According to the official figures, our test car could deliver combined fuel economy of 43.5mpg (WLTP) with carbon emissions of 148g/km. This CO2 figure would result in a first year Vehicle Excise Duty charge of £210 which would drop down to £145 after 12 months.
The insurance group rating for the test car is 25.
Quality & Reliability
MINI enjoys a good reputation when it comes to reliability and the company generally features in the top ten of manufacturers when it comes to customer satisfaction surveys.
The MINI is still viewed as a British treasure despite being owned by BMW these days. But with that comes the German car maker’s expertise in developing cars that feature a solid build quality with materials, fixtures and fittings that are designed to survive the test of time.
The traditional quirky features on our Countryman, such as the toggle switches and circular dials, not only look retro, but they also feel sturdy along with the upmarket leather upholstery.
The MINI Countryman comes with a standard three-year, unlimited mileage warranty. But there is the option of adding extra policies to the standard warranty as well as including roadside assistance.
Safety & Security
When tested for its Euro NCAP safety rating back in 2017, the MINI Countryman was awarded the maximum five stars with a 90 per cent score for adult occupant safety.
Standard safety equipment and driver aids on our test car included automatic emergency braking, anti-lock brakes with cornering brake control, dynamic stability control with electronic differential lock control, a tyre pressure warning system and six airbags.

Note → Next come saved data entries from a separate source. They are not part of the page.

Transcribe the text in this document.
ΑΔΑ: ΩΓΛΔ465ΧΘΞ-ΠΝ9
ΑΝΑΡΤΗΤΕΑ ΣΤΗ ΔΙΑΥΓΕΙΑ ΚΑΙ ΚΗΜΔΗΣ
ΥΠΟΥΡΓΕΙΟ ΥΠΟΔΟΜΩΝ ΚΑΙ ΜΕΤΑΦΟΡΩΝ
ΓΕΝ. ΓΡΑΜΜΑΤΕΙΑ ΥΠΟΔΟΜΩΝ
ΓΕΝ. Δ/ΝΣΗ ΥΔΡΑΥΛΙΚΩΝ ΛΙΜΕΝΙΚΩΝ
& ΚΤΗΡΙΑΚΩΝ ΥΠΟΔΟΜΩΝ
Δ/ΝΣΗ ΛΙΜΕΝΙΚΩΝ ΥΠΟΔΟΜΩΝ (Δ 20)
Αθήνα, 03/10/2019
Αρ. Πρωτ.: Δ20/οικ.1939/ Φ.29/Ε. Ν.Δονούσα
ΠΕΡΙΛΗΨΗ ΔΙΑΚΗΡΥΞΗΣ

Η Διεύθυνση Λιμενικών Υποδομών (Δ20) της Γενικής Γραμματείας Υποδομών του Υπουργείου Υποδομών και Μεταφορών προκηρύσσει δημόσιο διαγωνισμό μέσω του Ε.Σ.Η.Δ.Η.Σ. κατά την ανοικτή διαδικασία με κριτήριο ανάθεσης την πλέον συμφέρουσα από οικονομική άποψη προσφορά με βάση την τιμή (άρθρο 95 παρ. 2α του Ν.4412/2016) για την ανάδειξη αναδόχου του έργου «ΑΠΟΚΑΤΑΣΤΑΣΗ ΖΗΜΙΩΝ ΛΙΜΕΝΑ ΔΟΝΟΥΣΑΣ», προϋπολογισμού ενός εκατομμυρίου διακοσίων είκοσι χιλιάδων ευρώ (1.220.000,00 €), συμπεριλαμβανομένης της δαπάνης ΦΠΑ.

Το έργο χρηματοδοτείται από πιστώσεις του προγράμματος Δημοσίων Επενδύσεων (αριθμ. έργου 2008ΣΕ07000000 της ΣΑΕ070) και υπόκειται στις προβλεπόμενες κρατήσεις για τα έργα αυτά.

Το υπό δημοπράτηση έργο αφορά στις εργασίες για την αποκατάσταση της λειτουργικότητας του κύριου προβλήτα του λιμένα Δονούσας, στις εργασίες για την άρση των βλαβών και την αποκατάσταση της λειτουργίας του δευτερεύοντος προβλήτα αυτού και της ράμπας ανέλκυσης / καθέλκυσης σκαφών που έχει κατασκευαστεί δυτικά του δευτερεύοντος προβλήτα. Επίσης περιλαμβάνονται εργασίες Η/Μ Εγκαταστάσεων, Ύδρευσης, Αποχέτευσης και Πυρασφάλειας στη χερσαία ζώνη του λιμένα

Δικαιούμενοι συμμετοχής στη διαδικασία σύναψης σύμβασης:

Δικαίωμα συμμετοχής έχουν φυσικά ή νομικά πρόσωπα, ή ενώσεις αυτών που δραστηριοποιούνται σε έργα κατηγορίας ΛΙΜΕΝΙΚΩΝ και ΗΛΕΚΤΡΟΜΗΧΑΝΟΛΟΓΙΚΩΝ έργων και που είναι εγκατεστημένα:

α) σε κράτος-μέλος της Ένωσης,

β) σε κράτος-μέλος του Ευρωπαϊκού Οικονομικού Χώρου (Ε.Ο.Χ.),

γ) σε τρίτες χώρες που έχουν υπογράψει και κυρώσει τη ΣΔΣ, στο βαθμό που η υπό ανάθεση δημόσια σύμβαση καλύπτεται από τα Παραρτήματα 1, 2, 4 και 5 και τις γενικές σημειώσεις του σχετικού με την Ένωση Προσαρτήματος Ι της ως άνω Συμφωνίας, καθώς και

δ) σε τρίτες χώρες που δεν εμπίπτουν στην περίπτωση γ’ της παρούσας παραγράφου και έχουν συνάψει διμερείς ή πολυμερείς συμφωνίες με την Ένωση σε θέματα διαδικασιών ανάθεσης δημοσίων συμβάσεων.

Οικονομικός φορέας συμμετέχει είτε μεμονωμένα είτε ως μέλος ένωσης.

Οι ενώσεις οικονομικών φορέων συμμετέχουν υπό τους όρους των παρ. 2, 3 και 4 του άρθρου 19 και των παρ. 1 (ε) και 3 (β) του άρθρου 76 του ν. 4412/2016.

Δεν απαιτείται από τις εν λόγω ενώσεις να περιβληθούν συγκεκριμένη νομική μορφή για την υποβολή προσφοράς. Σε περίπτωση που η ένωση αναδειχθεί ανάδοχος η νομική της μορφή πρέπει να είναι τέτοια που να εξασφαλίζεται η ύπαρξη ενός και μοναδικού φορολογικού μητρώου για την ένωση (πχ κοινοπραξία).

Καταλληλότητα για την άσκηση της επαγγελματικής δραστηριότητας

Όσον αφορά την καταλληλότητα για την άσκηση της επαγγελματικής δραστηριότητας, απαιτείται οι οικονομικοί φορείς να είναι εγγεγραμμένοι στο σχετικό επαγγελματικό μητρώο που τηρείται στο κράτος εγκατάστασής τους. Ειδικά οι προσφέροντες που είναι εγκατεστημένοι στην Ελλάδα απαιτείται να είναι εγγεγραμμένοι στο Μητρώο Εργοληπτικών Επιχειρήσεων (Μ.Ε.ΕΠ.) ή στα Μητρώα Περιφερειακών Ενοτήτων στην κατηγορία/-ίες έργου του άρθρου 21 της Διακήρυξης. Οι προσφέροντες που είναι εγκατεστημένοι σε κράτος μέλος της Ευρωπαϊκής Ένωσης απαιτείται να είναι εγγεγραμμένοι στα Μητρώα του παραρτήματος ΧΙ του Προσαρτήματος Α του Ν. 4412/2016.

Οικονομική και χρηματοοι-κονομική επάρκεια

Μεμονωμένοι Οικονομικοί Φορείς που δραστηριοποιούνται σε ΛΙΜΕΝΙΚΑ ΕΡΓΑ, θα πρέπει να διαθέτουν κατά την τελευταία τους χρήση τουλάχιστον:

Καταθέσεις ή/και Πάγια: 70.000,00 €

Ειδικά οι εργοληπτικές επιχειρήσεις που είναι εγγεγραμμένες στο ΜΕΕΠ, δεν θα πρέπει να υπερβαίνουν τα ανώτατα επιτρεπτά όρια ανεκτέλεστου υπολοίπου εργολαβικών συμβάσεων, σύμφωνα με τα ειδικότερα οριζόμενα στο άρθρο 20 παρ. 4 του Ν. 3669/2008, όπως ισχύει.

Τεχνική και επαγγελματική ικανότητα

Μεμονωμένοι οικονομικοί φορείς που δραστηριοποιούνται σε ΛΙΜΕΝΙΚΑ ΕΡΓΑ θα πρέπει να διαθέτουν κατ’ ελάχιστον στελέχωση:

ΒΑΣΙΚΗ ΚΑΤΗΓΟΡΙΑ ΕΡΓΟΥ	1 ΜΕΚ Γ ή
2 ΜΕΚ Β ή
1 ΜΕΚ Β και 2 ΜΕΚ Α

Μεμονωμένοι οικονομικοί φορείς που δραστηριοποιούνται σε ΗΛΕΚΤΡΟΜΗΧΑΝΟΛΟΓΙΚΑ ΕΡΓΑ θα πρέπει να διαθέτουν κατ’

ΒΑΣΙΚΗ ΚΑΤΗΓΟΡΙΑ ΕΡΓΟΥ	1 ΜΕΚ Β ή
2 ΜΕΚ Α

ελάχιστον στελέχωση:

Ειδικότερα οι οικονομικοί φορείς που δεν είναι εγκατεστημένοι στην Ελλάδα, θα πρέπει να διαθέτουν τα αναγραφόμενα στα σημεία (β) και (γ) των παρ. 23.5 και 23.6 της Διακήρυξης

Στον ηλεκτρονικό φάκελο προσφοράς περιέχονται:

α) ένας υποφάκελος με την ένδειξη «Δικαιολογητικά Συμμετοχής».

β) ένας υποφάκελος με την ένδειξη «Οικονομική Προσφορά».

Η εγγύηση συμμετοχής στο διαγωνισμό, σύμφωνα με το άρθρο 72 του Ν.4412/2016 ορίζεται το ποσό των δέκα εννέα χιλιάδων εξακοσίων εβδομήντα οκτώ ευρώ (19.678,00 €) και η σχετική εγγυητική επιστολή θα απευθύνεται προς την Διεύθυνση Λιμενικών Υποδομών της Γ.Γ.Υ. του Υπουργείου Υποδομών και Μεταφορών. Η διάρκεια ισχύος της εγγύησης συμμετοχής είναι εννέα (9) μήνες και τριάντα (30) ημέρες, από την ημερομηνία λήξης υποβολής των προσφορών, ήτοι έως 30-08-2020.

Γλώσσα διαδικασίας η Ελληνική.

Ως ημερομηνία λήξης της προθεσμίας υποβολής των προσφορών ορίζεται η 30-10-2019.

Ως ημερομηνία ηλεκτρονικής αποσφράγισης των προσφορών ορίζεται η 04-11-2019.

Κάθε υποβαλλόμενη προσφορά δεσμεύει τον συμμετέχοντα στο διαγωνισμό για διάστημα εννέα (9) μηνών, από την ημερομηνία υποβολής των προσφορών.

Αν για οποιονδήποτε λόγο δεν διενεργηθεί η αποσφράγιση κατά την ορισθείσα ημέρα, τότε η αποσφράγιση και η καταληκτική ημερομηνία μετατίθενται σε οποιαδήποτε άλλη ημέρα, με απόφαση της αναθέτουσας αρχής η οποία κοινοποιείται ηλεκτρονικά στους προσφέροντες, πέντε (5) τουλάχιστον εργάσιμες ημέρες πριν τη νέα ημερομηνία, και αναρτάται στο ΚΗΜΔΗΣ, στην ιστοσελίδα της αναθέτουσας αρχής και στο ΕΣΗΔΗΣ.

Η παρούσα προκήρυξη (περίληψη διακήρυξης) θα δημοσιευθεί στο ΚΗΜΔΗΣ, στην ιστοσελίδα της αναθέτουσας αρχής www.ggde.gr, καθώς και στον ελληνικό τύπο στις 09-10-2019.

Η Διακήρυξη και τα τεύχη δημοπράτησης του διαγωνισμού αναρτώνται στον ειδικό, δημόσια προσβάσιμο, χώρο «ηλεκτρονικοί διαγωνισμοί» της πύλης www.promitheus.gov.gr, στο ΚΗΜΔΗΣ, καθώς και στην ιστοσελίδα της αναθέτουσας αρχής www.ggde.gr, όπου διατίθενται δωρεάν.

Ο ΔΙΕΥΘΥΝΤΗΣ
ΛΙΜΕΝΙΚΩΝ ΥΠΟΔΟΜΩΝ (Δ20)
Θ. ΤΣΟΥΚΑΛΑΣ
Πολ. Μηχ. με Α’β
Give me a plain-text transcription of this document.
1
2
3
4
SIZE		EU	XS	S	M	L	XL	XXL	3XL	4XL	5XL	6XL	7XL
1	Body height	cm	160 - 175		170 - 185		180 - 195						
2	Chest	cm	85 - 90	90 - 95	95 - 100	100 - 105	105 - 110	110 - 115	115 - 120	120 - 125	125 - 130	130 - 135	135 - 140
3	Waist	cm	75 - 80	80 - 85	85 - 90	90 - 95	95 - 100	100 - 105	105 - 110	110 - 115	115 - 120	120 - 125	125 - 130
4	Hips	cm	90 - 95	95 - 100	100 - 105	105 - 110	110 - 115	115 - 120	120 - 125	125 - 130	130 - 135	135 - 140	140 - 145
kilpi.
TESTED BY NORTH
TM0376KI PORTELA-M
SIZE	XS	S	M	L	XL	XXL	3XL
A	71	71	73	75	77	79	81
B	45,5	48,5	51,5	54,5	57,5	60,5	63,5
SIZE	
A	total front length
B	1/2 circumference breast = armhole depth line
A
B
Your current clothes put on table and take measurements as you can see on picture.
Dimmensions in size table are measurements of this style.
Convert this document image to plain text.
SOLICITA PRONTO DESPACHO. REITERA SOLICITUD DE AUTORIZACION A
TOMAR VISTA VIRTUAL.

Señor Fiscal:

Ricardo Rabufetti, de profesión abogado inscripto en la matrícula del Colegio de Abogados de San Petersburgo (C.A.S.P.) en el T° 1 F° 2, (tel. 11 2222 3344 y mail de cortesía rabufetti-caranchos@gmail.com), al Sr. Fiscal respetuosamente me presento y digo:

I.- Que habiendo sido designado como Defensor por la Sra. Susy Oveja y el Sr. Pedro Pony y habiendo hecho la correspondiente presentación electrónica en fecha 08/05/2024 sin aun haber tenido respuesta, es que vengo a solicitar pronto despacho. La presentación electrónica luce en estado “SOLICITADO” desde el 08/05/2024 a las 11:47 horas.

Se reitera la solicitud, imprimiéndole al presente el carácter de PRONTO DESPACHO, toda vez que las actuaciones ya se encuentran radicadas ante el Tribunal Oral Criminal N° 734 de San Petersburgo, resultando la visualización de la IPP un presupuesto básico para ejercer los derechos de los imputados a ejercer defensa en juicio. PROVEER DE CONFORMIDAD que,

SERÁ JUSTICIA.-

There is cruise control with brake function, rear park distance control, automatic rain and light sensors and the MINI E-call system which will contact the emergency services if the vehicle is involved in an accident. And there are, of course, additional packs and safety equipment that can be added to the car at a cost and these introduce the likes of Matrix headlights.
The MINI Countryman is fitted with a Thatcham Category 1 alarm system and electronic vehicle immobiliser.